There are also other unconventional types of reservoirs that are not trapped this way. Shale gas is an example, in which the gas is tightly trapped in the rock until it is fractured.
The key to a reservoir is sponge-like rock with open space between its grains—porosity. The porosity may have existed from the rock's original sediment; it might also arise as groundwater dissolves pores in the rock or as minerals undergo alteration. One major source of porosity is the transformation of calcite to dolomite, which takes up less space, by fluids rich in magnesium.
Besides porosity, there must be high permeability—the connectedness of pores that allows fluid to move easily through the reservoir rock. Permeability, porosity and geologic structure are all of great interest to petroleum geologists.
Reservoirs may come to be under excessive pressure due to tectonic forces. Modern equipment and practices can almost always handle this pressure, but in the past drilling sometimes produced gushers. The 2010 Gulf of Mexico blowout demonstrated that our skill and technology still have their limits.

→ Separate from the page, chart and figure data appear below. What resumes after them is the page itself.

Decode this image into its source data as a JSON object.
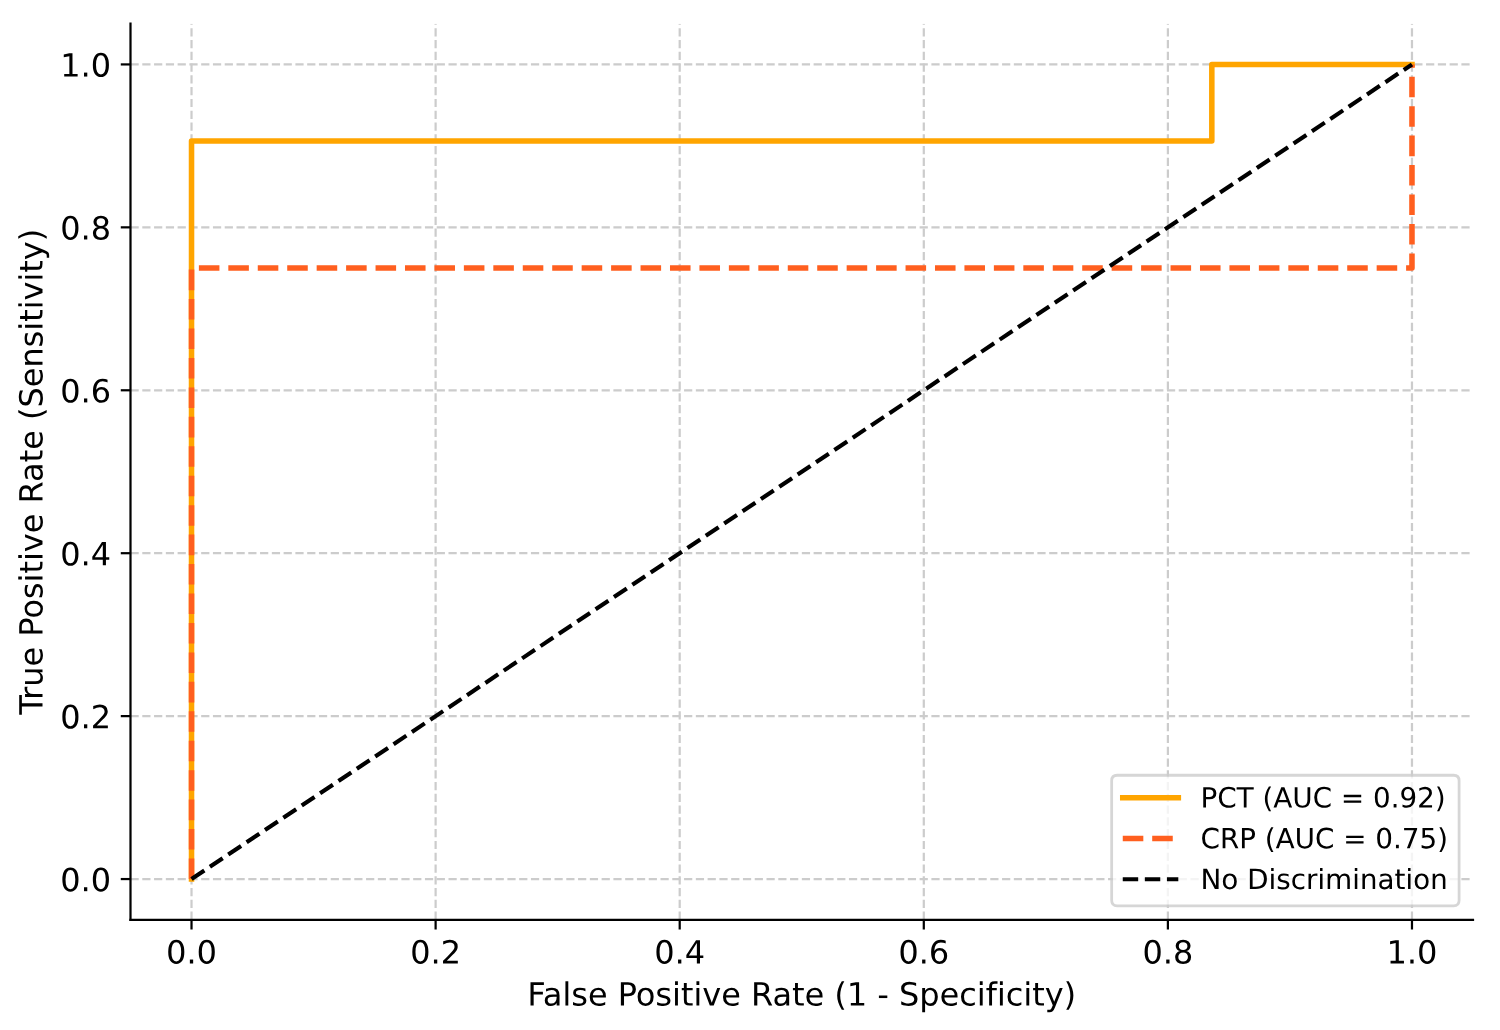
{
  "chart_data": {
    "type": "line",
    "xlabel": "False Positive Rate (1 - Specificity)",
    "ylabel": "True Positive Rate (Sensitivity)",
    "xlim": [
      -0.05,
      1.05
    ],
    "ylim": [
      -0.05,
      1.05
    ],
    "xticks": [
      {
        "value": 0,
        "label": "0.0"
      },
      {
        "value": 0.2,
        "label": "0.2"
      },
      {
        "value": 0.4,
        "label": "0.4"
      },
      {
        "value": 0.6,
        "label": "0.6"
      },
      {
        "value": 0.8,
        "label": "0.8"
      },
      {
        "value": 1,
        "label": "1.0"
      }
    ],
    "yticks": [
      {
        "value": 0,
        "label": "0.0"
      },
      {
        "value": 0.2,
        "label": "0.2"
      },
      {
        "value": 0.4,
        "label": "0.4"
      },
      {
        "value": 0.6,
        "label": "0.6"
      },
      {
        "value": 0.8,
        "label": "0.8"
      },
      {
        "value": 1,
        "label": "1.0"
      }
    ],
    "grid": true,
    "legend": "bottom right",
    "marker": "none",
    "series": [
      {
        "name": "PCT (AUC = 0.92)",
        "color": "#ffa500",
        "line_style": "solid",
        "x": [
          0,
          0,
          0.836,
          0.836,
          1
        ],
        "values": [
          0,
          0.906,
          0.906,
          1,
          1
        ]
      },
      {
        "name": "CRP (AUC = 0.75)",
        "color": "#ff5f1f",
        "line_style": "dashed",
        "x": [
          0,
          0,
          1,
          1
        ],
        "values": [
          0,
          0.75,
          0.75,
          1
        ]
      },
      {
        "name": "No Discrimination",
        "color": "#000000",
        "line_style": "dashed",
        "x": [
          0,
          1
        ],
        "values": [
          0,
          1
        ]
      }
    ]
  }
}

Producing oil is an intricate art. Oil can be pumped out of the sponge at a certain maximum rate, determined by the viscosity of the oil and the quality of the reservoir. Oil production must be managed carefully to avoid clogging or collapsing the pores, which can prevent a well from accessing much of the reservoir. Pumping too fast, pumping too slowly or interrupting production can all damage an oilfield. It means that more wells must be drilled to fully exploit the reservoir, raising the expense of production.
Drilling curved and horizontal wells into reservoirs is a common technique to increase production. Another involves fracturing the reservoir rock by pumping fluids and sand into it under high pressure. The fluids open cracks, and the sand keeps them open to let out the petroleum. This can overcome low permeability, and in the eastern U.S. states large new reserves of natural gas have been found through such techniques. Treating the wellbore with various acids or solvents can also raise permeability.

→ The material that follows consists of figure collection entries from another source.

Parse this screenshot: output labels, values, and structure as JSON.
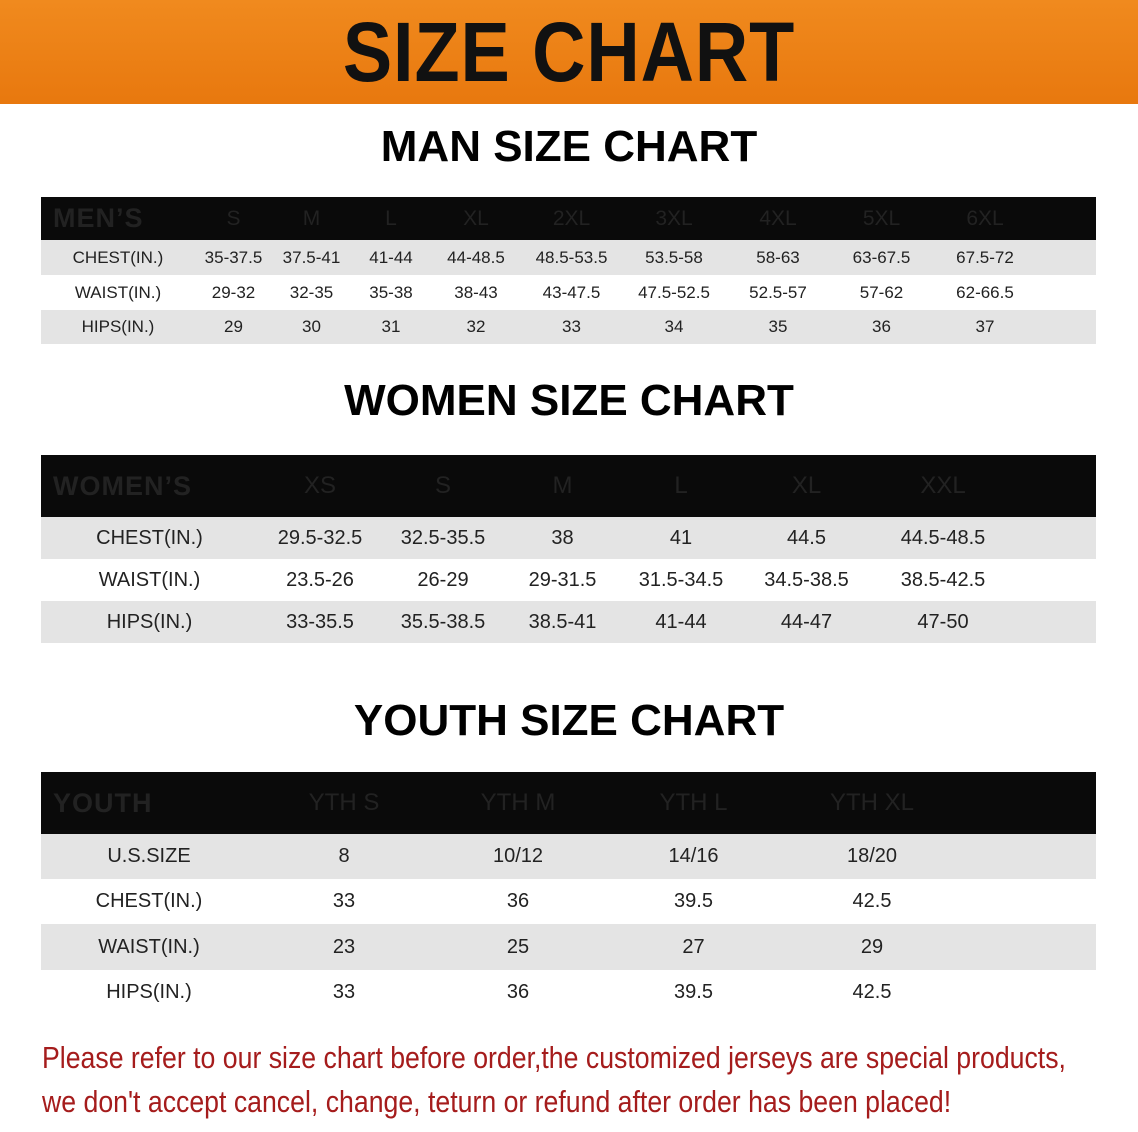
{
  "banner_title": "SIZE CHART",
  "tables": {
    "men": {
      "title": "MAN SIZE CHART",
      "header": [
        "MEN’S",
        "S",
        "M",
        "L",
        "XL",
        "2XL",
        "3XL",
        "4XL",
        "5XL",
        "6XL"
      ],
      "rows": [
        [
          "CHEST(IN.)",
          "35-37.5",
          "37.5-41",
          "41-44",
          "44-48.5",
          "48.5-53.5",
          "53.5-58",
          "58-63",
          "63-67.5",
          "67.5-72"
        ],
        [
          "WAIST(IN.)",
          "29-32",
          "32-35",
          "35-38",
          "38-43",
          "43-47.5",
          "47.5-52.5",
          "52.5-57",
          "57-62",
          "62-66.5"
        ],
        [
          "HIPS(IN.)",
          "29",
          "30",
          "31",
          "32",
          "33",
          "34",
          "35",
          "36",
          "37"
        ]
      ]
    },
    "women": {
      "title": "WOMEN SIZE CHART",
      "header": [
        "WOMEN’S",
        "XS",
        "S",
        "M",
        "L",
        "XL",
        "XXL"
      ],
      "rows": [
        [
          "CHEST(IN.)",
          "29.5-32.5",
          "32.5-35.5",
          "38",
          "41",
          "44.5",
          "44.5-48.5"
        ],
        [
          "WAIST(IN.)",
          "23.5-26",
          "26-29",
          "29-31.5",
          "31.5-34.5",
          "34.5-38.5",
          "38.5-42.5"
        ],
        [
          "HIPS(IN.)",
          "33-35.5",
          "35.5-38.5",
          "38.5-41",
          "41-44",
          "44-47",
          "47-50"
        ]
      ]
    },
    "youth": {
      "title": "YOUTH SIZE CHART",
      "header": [
        "YOUTH",
        "YTH S",
        "YTH M",
        "YTH L",
        "YTH XL"
      ],
      "rows": [
        [
          "U.S.SIZE",
          "8",
          "10/12",
          "14/16",
          "18/20"
        ],
        [
          "CHEST(IN.)",
          "33",
          "36",
          "39.5",
          "42.5"
        ],
        [
          "WAIST(IN.)",
          "23",
          "25",
          "27",
          "29"
        ],
        [
          "HIPS(IN.)",
          "33",
          "36",
          "39.5",
          "42.5"
        ]
      ]
    }
  },
  "note": [
    "Please refer to our size chart before order,the customized jerseys are special products,",
    "we don't accept cancel, change, teturn or refund after order has been placed!"
  ],
  "colors": {
    "banner": "#ee8318",
    "header_bg": "#0a0a0a",
    "note": "#a51c1c"
  }
}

Oil Chemistry and Classification
Petroleum is called a fossil fuel, and indeed crude oil has microfossils including pollen and algal cells in it. There are also what you might call chemical fossils—for instance biological chemicals that did not evolve until recently have been found in young oils. But on the whole, oil and gas are purified, transformed products of countless dead organisms from past ages. You might consider petroleum a sort of geologic compost.

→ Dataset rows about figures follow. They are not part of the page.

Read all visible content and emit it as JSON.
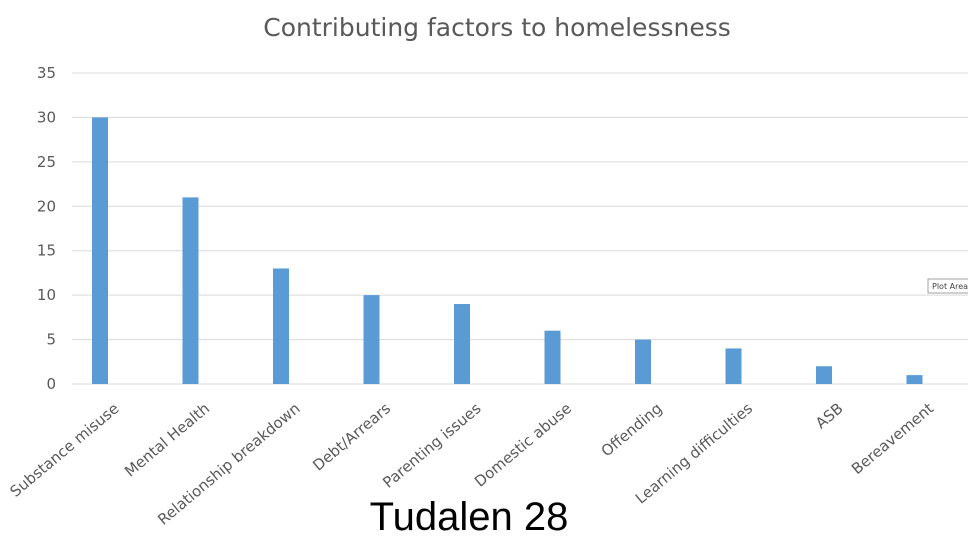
{
  "chart_data": {
    "type": "bar",
    "title": "Contributing factors to homelessness",
    "xlabel": "",
    "ylabel": "",
    "categories": [
      "Substance misuse",
      "Mental Health",
      "Relationship breakdown",
      "Debt/Arrears",
      "Parenting issues",
      "Domestic abuse",
      "Offending",
      "Learning difficulties",
      "ASB",
      "Bereavement"
    ],
    "values": [
      30,
      21,
      13,
      10,
      9,
      6,
      5,
      4,
      2,
      1
    ],
    "ylim": [
      0,
      35
    ],
    "yticks": [
      0,
      5,
      10,
      15,
      20,
      25,
      30,
      35
    ],
    "grid": true,
    "legend": "none",
    "bar_color": "#5b9bd5"
  },
  "tooltip": {
    "text": "Plot Area"
  },
  "footer": {
    "text": "Tudalen 28"
  }
}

Crude oil contains a large set of liquid and solid hydrocarbons. In producing fuels, refineries focus on the alkanes, ranging from pentane (C5H12) to the heaviest long-chain alkanes. The lighter alkanes (methane, ethane, propane and butane) make up natural gas. Refiners sort out and purify these and other petroleum compounds to produce fuels, lubricants and tars. (See more about alkanes from About.com Chemistry.)
Crude oil is classified as light or heavy according to its density. However, it may also be described by its API gravity, a counterintuitive measurement, developed by the American Petroleum Institute (API) and denoted in degrees, that gives heavy oil a low number and light oil a high number. Heavy and light crude are below and above 20 °API, respectively, and the tarriest, densest petroleum is under 10. Oils range from around 10 to around 70 °API, and the most productive light crude is around API gravity 45. Lighter oils than that yield less of the most valuable products.
Crude oil is also called sweet if it has little sulfur in it, or sour if it has a lot. Sweet crude is more desirable because it takes fewer steps to process into fuel and chemical feedstocks.